The language that needs silence (the importance of silence for the inner life)

Cătălina Elena Dobre

Abstract


The focus of this paper is presenting silence as an important category for our life with a strong implication in the communication of interiority. What I intend to argue is, firs of all, that silence is not the missing of language, is not the opposition of it, but more, it is the origin of this one, it is the way how language makes itself understandable. Kierkegaard is, without exaggeration, the philosopher of silence. He understands very well that without silence the communication can not be possible. That's why I consider him very actual, that's why he still matters.
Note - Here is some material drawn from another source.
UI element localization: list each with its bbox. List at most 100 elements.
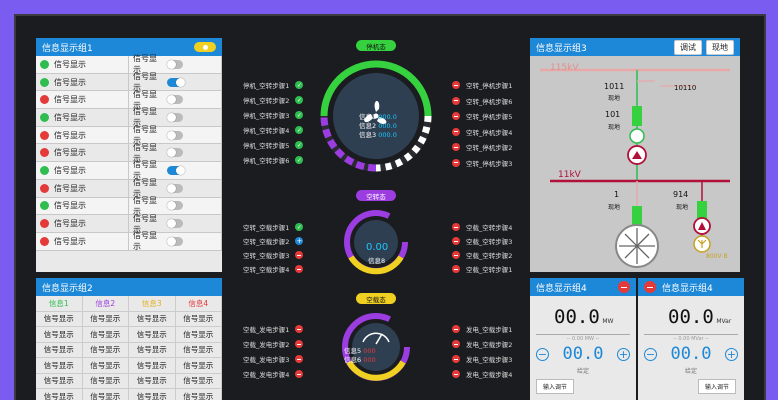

Because in a society where the communication transforms itself in something trivial and vulgar, where the noise is the "new language", when our actions are noisy and superficial making us to lose ourselves in a succession of things that don't have any logical reason,   Kierkegaard return us to our interiority, where the silence transforms the words and gives them a special meaning.  In silence, the man not only reflects about himself, but also through silence he recreates the language. The presence of silence relates us with emotional and rational aspects of our being, but at the same time, it makes us to understand who we are.  In Kierkegaard's case, there is a connection between his ways of speaking or better say, his way of writing, and silence. Kierkegaard knew that the language needs silence to communicate because only in silence we can listen ourselves, only in silence we feel that something exists inside us, only in silence the eternity reveals to us.